Presentation Information
[1Yin-A-35]Evaluating LLM-based decision to resolve false "To be published" literature metadata in the Protein Data Bank
〇Koya Sakuma1, Satomi Niwa2 (1. Nagoya University, 2. The University of Osaka)
Keywords:
Protein Data Bank,Data–literature Linking,Structural Biology,Large Language Models (LLMs),Metadata Completion
We are currently conducting the PDB-Descriptome project, which aims to establish detailed pairings between protein three-dimensional structures deposited in the Protein Data Bank (PDB) and their corresponding descriptions in the scientific literature.
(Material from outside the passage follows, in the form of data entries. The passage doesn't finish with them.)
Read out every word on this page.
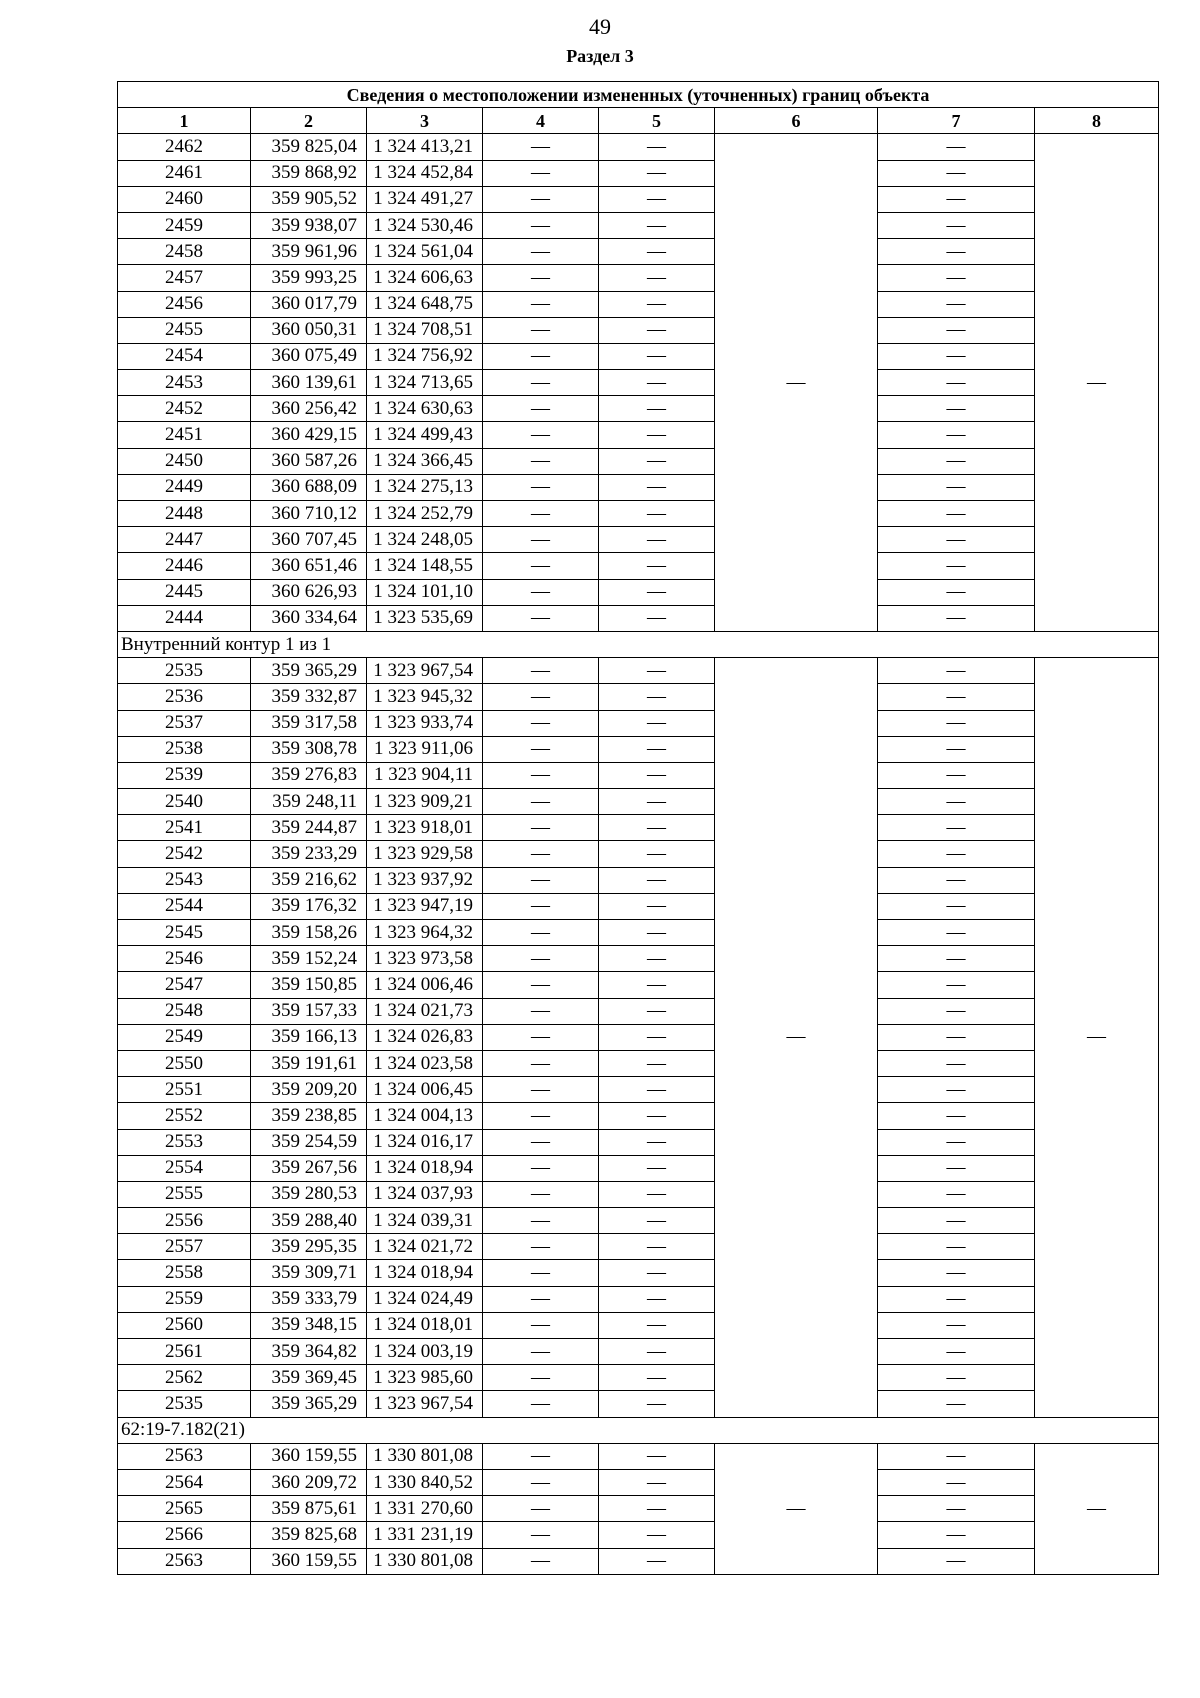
49
Раздел 3
Сведения о местоположении измененных (уточненных) границ объекта							
1	2	3	4	5	6	7	8
2462	359 825,04	1 324 413,21	—	—	—	—	—
2461	359 868,92	1 324 452,84	—	—		—	
2460	359 905,52	1 324 491,27	—	—		—	
2459	359 938,07	1 324 530,46	—	—		—	
2458	359 961,96	1 324 561,04	—	—		—	
2457	359 993,25	1 324 606,63	—	—		—	
2456	360 017,79	1 324 648,75	—	—		—	
2455	360 050,31	1 324 708,51	—	—		—	
2454	360 075,49	1 324 756,92	—	—		—	
2453	360 139,61	1 324 713,65	—	—		—	
2452	360 256,42	1 324 630,63	—	—		—	
2451	360 429,15	1 324 499,43	—	—		—	
2450	360 587,26	1 324 366,45	—	—		—	
2449	360 688,09	1 324 275,13	—	—		—	
2448	360 710,12	1 324 252,79	—	—		—	
2447	360 707,45	1 324 248,05	—	—		—	
2446	360 651,46	1 324 148,55	—	—		—	
2445	360 626,93	1 324 101,10	—	—		—	
2444	360 334,64	1 323 535,69	—	—		—	
Внутренний контур 1 из 1							
2535	359 365,29	1 323 967,54	—	—	—	—	—
2536	359 332,87	1 323 945,32	—	—		—	
2537	359 317,58	1 323 933,74	—	—		—	
2538	359 308,78	1 323 911,06	—	—		—	
2539	359 276,83	1 323 904,11	—	—		—	
2540	359 248,11	1 323 909,21	—	—		—	
2541	359 244,87	1 323 918,01	—	—		—	
2542	359 233,29	1 323 929,58	—	—		—	
2543	359 216,62	1 323 937,92	—	—		—	
2544	359 176,32	1 323 947,19	—	—		—	
2545	359 158,26	1 323 964,32	—	—		—	
2546	359 152,24	1 323 973,58	—	—		—	
2547	359 150,85	1 324 006,46	—	—		—	
2548	359 157,33	1 324 021,73	—	—		—	
2549	359 166,13	1 324 026,83	—	—		—	
2550	359 191,61	1 324 023,58	—	—		—	
2551	359 209,20	1 324 006,45	—	—		—	
2552	359 238,85	1 324 004,13	—	—		—	
2553	359 254,59	1 324 016,17	—	—		—	
2554	359 267,56	1 324 018,94	—	—		—	
2555	359 280,53	1 324 037,93	—	—		—	
2556	359 288,40	1 324 039,31	—	—		—	
2557	359 295,35	1 324 021,72	—	—		—	
2558	359 309,71	1 324 018,94	—	—		—	
2559	359 333,79	1 324 024,49	—	—		—	
2560	359 348,15	1 324 018,01	—	—		—	
2561	359 364,82	1 324 003,19	—	—		—	
2562	359 369,45	1 323 985,60	—	—		—	
2535	359 365,29	1 323 967,54	—	—		—	
62:19-7.182(21)							
2563	360 159,55	1 330 801,08	—	—	—	—	—
2564	360 209,72	1 330 840,52	—	—		—	
2565	359 875,61	1 331 270,60	—	—		—	
2566	359 825,68	1 331 231,19	—	—		—	
2563	360 159,55	1 330 801,08	—	—		—	
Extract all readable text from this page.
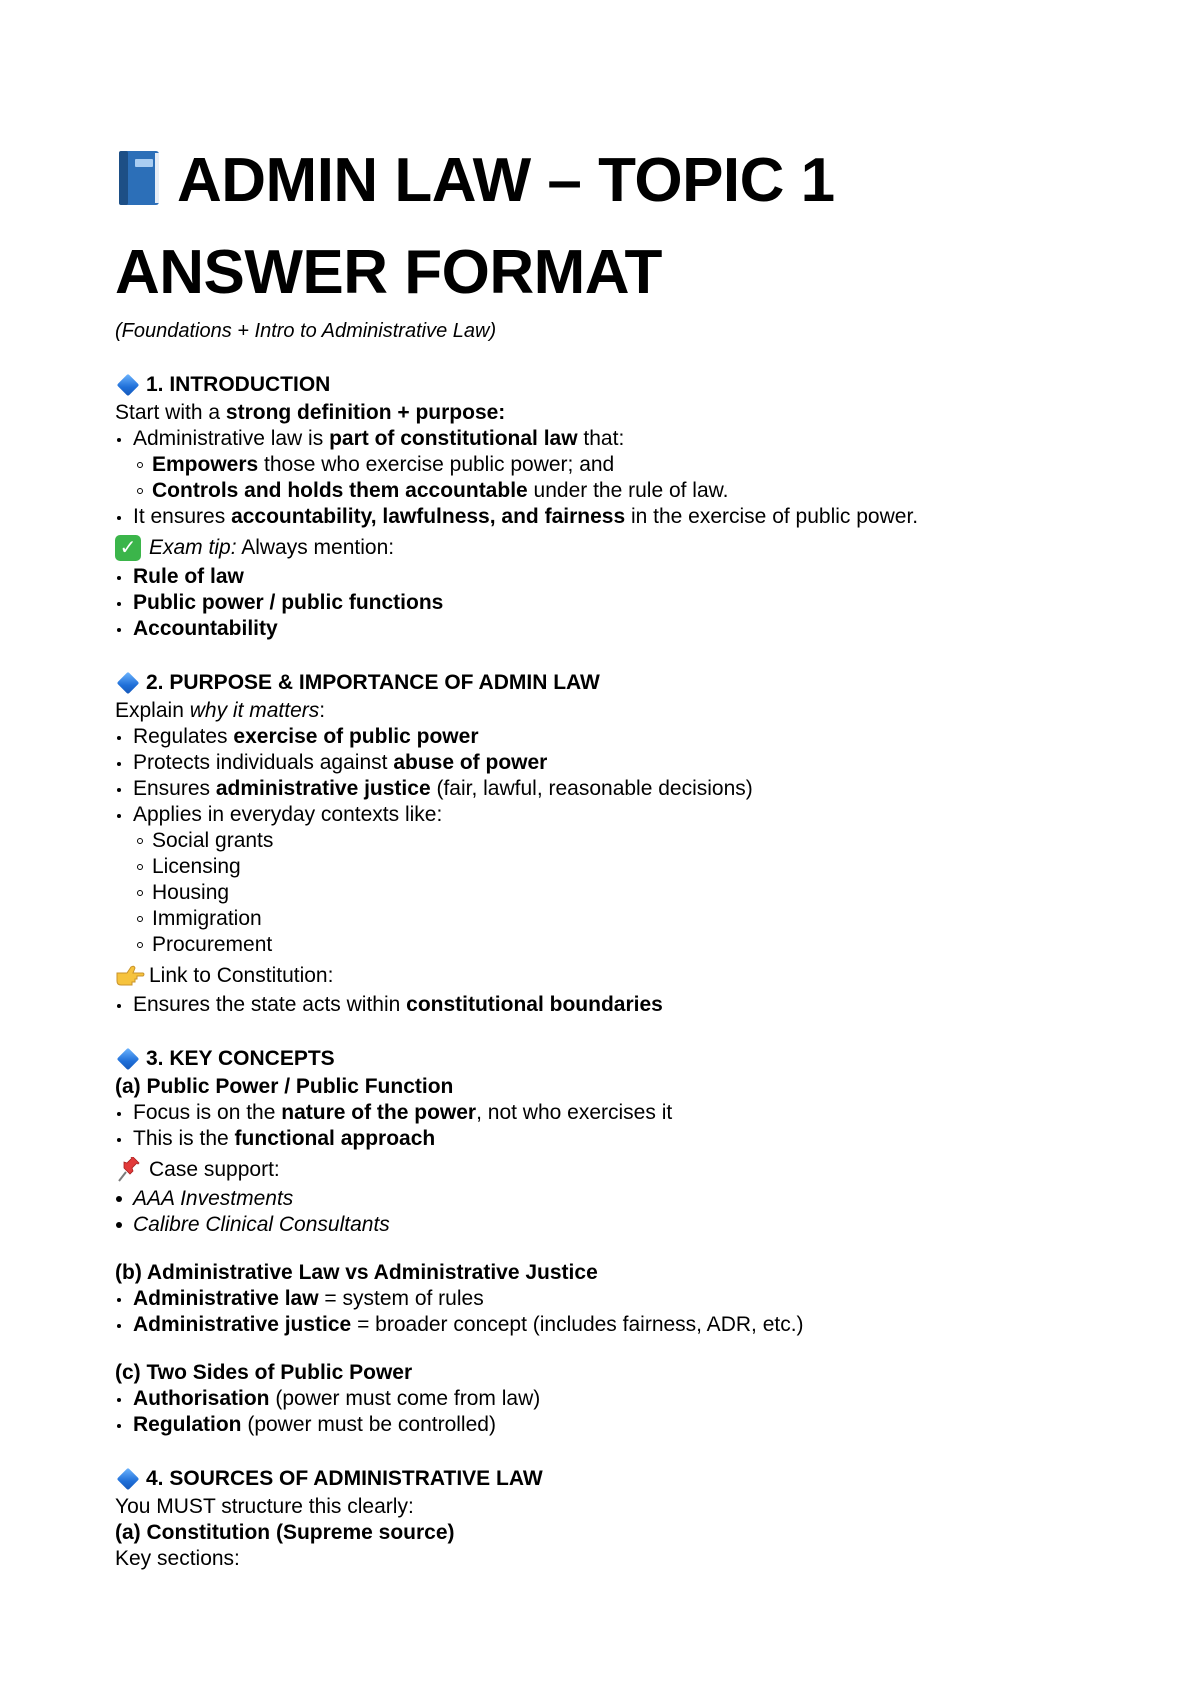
ADMIN LAW – TOPIC 1
ANSWER FORMAT
(Foundations + Intro to Administrative Law)
1. INTRODUCTION
Start with a strong definition + purpose:
Administrative law is part of constitutional law that:
Empowers those who exercise public power; and
Controls and holds them accountable under the rule of law.
It ensures accountability, lawfulness, and fairness in the exercise of public power.
✓ Exam tip: Always mention:
Rule of law
Public power / public functions
Accountability
2. PURPOSE & IMPORTANCE OF ADMIN LAW
Explain why it matters:
Regulates exercise of public power
Protects individuals against abuse of power
Ensures administrative justice (fair, lawful, reasonable decisions)
Applies in everyday contexts like:
Social grants
Licensing
Housing
Immigration
Procurement
Link to Constitution:
Ensures the state acts within constitutional boundaries
3. KEY CONCEPTS
(a) Public Power / Public Function
Focus is on the nature of the power, not who exercises it
This is the functional approach
Case support:
AAA Investments
Calibre Clinical Consultants
(b) Administrative Law vs Administrative Justice
Administrative law = system of rules
Administrative justice = broader concept (includes fairness, ADR, etc.)
(c) Two Sides of Public Power
Authorisation (power must come from law)
Regulation (power must be controlled)
4. SOURCES OF ADMINISTRATIVE LAW
You MUST structure this clearly:
(a) Constitution (Supreme source)
Key sections:
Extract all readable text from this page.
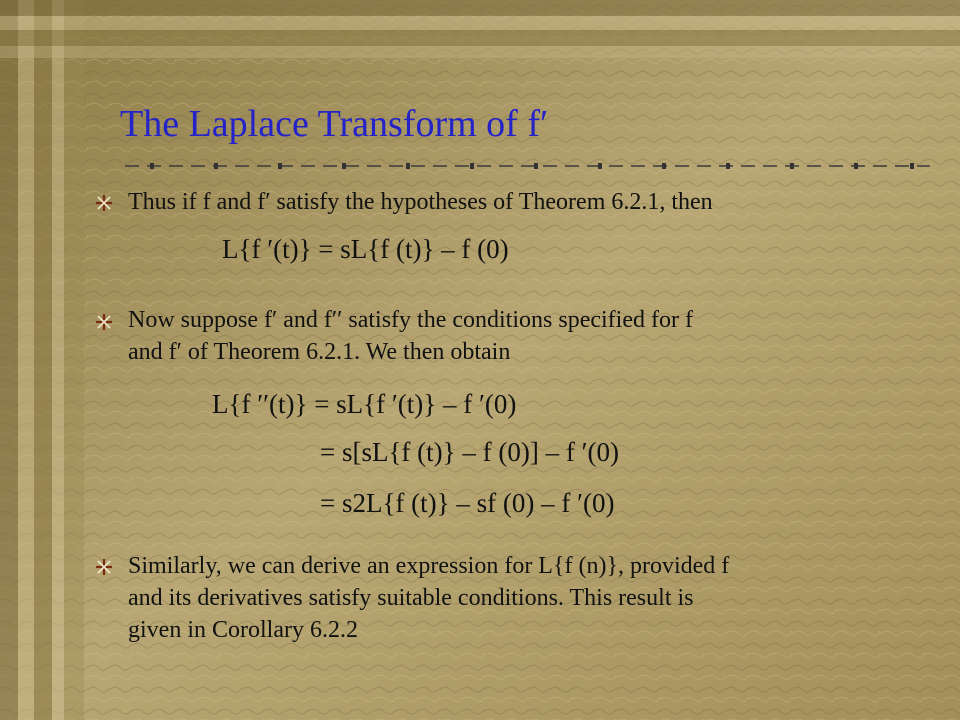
The Laplace Transform of f′
Thus if f and f′ satisfy the hypotheses of Theorem 6.2.1, then
L{f ′(t)} = sL{f (t)} – f (0)
Now suppose f′ and f′′ satisfy the conditions specified for f
and f′ of Theorem 6.2.1. We then obtain
L{f ′′(t)} = sL{f ′(t)} – f ′(0)
= s[sL{f (t)} – f (0)] – f ′(0)
= s2L{f (t)} – sf (0) – f ′(0)
Similarly, we can derive an expression for L{f (n)}, provided f
and its derivatives satisfy suitable conditions. This result is
given in Corollary 6.2.2
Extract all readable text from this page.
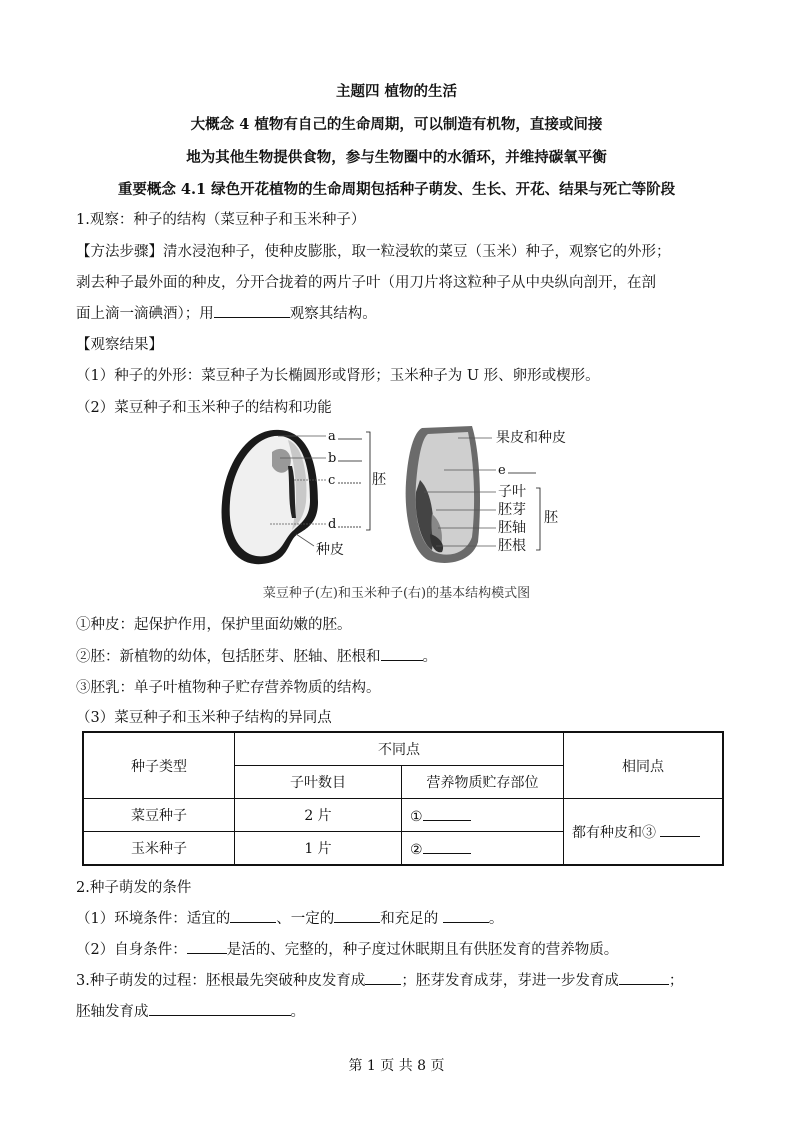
主题四 植物的生活
大概念 4 植物有自己的生命周期，可以制造有机物，直接或间接
地为其他生物提供食物，参与生物圈中的水循环，并维持碳氧平衡
重要概念 4.1 绿色开花植物的生命周期包括种子萌发、生长、开花、结果与死亡等阶段
1.观察：种子的结构（菜豆种子和玉米种子）
【方法步骤】清水浸泡种子，使种皮膨胀，取一粒浸软的菜豆（玉米）种子，观察它的外形；
剥去种子最外面的种皮，分开合拢着的两片子叶（用刀片将这粒种子从中央纵向剖开，在剖
面上滴一滴碘酒）；用	观察其结构。
【观察结果】
（1）种子的外形：菜豆种子为长椭圆形或肾形；玉米种子为 U 形、卵形或楔形。
（2）菜豆种子和玉米种子的结构和功能
a
b
c
d
胚
种皮
果皮和种皮
e
子叶
胚芽
胚轴
胚根
胚
菜豆种子(左)和玉米种子(右)的基本结构模式图
①种皮：起保护作用，保护里面幼嫩的胚。
②胚：新植物的幼体，包括胚芽、胚轴、胚根和	。
③胚乳：单子叶植物种子贮存营养物质的结构。
（3）菜豆种子和玉米种子结构的异同点
种子类型	不同点		相同点
	子叶数目	营养物质贮存部位	
菜豆种子	2 片	①	都有种皮和③
玉米种子	1 片	②	
2.种子萌发的条件
（1）环境条件：适宜的	、一定的	和充足的	。
（2）自身条件：	是活的、完整的，种子度过休眠期且有供胚发育的营养物质。
3.种子萌发的过程：胚根最先突破种皮发育成 ；胚芽发育成芽，芽进一步发育成	；
胚轴发育成	。
第 1 页 共 8 页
However, a substantial number of entries in the PDB remain without updated literature link information, despite the publication of structural biology papers that originally reported their three-dimensional structures (designated as Primary Citations in PDB nomenclature). Although each PDB entry is assigned a unique PDB ID, the mere mention of a PDB ID of interest in a publication does not necessarily indicate a Primary Citation, as such references may serve alternative purposes such as structural comparisons. Consequently, determination of Primary Citation status through pattern matching or similar approaches is considered problematic. In the present study, we investigated whether it is feasible to determine Primary Citation status using large language models to analyze the context surrounding exact matches of the relevant PDB ID, focusing on PDB entries with known Primary Citations for which full-text articles are available in PubMed Central. We conclude that Primary Citations can be precisely identified among papers mentioning the relevant PDB IDs through LLM-based decision making.